The Changing Workforce
The growth in inequality in the United States over the past few decades has many sources. A significant one is the changes in the labor market. First, movement from a manufacturing economy to a service economy eliminated many decent paying jobs that didn’t require much education. Unions systematically lost ground in part because of this trend and because of government efforts to curb their influence. Now more and more workers (even in manufacturing) are temps:
During the 1990s, employers were developing an insatiable appetite for short-term labor to cut costs and respond to fluctuating demand. In the early 1980s, employment in the “temporary help services” industry—which covers both temp workers and employees of the firms that supply them—stood in the several hundreds of thousands. Now it’s 2.5 million, a seven-fold increase in less than four decades. By 2020, the BLS foresees more than 440,000 new jobs in the sector.

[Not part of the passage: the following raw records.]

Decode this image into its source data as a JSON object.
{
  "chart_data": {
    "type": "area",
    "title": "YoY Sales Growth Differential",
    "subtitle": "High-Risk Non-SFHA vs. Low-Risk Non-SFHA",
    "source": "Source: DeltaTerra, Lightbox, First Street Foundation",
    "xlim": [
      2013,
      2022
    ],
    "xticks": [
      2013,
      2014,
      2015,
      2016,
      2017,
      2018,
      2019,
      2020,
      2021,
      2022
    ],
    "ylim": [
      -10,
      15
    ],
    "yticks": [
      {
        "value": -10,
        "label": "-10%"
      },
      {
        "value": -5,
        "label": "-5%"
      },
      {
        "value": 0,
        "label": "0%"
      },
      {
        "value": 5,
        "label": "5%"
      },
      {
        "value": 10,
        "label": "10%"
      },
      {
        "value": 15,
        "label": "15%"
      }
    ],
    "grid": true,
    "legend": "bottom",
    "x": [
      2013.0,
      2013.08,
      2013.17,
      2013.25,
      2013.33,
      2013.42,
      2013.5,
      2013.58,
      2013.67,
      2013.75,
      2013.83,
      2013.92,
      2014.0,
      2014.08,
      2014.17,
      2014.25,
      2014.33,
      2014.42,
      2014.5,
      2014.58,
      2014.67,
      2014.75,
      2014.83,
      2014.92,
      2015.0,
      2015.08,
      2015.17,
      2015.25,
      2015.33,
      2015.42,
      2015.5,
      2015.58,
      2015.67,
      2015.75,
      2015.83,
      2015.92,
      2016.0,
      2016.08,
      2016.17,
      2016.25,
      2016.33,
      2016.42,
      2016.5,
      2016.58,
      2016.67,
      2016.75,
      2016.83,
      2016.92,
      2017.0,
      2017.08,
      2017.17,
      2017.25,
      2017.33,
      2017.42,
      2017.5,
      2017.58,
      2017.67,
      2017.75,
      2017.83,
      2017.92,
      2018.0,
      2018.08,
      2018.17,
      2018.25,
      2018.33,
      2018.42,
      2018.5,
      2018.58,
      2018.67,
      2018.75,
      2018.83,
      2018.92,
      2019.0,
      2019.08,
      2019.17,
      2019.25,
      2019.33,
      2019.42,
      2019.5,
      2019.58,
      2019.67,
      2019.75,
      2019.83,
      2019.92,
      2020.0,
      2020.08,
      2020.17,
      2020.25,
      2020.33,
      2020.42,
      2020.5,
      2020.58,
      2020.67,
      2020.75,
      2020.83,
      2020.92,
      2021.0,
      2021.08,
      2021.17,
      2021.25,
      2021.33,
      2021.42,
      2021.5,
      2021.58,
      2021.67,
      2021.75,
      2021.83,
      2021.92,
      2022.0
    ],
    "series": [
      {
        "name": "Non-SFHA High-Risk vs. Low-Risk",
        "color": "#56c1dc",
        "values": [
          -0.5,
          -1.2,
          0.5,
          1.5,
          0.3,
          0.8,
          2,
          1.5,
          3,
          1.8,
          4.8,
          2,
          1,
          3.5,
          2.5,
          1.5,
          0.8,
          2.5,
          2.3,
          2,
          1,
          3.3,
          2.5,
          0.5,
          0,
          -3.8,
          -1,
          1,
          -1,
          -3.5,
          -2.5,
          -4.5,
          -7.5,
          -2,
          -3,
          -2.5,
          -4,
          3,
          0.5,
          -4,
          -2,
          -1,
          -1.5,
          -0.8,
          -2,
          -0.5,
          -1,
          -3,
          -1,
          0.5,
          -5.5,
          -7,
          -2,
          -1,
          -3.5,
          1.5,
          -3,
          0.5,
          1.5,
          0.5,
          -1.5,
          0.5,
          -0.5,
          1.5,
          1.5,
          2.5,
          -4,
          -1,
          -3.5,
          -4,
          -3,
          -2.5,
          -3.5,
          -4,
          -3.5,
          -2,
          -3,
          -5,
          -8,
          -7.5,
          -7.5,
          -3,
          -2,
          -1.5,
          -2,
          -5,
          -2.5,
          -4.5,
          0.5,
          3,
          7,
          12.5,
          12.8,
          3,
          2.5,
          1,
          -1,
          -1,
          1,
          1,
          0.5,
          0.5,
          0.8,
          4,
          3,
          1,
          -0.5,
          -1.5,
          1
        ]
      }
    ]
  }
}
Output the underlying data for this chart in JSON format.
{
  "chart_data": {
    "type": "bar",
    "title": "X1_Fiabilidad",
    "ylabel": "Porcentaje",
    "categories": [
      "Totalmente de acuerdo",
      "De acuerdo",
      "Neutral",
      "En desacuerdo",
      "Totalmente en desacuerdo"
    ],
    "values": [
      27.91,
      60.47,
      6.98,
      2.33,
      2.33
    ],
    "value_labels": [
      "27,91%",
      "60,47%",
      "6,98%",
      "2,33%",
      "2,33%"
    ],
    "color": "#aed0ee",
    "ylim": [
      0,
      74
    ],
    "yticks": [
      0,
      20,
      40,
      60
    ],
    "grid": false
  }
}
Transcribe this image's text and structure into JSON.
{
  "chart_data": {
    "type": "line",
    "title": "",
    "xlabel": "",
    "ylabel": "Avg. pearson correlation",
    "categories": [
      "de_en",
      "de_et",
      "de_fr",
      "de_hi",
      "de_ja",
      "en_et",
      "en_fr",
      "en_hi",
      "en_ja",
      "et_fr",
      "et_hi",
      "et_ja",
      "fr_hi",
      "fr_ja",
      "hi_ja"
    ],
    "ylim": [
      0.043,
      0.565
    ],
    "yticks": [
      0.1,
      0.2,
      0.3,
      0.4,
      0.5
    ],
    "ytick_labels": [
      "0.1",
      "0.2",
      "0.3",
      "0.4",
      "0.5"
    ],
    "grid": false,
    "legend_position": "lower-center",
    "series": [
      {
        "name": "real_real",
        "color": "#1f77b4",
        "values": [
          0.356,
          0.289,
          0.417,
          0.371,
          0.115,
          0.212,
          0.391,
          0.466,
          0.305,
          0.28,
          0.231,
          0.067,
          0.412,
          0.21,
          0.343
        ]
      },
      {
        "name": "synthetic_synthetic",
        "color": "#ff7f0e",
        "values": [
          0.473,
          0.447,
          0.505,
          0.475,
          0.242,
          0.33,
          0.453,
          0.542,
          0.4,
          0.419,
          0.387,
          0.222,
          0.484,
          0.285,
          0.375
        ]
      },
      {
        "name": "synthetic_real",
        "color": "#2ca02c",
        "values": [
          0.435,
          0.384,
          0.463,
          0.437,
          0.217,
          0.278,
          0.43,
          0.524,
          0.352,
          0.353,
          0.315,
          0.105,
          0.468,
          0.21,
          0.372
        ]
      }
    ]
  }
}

In the meantime, the temp craze has expanded from air-conditioned offices to warehouses and construction sites. In 1990, a year after Labor Ready was founded, clerical workers made up 42 percent of the temp workforce, with blue-collar workers comprising about 25 percent. By 2000, the numbers were flipped, a phenomenon driven by the outsourcing of American manufacturing jobs. In 1989, according to a forthcoming article in the Industrial and Labor Relations Review, only 1 in 43 manufacturing jobs were temporary. By 2006, 1 in 11 were.
Temporary jobs, are less safe, pay less, and don’t provide health insurance. The workers in those jobs won’t be able to give their kids the chances, that working class parents could a generation ago. This defies easy solutions but unless we come up with some, a permanent underclass will be a reality.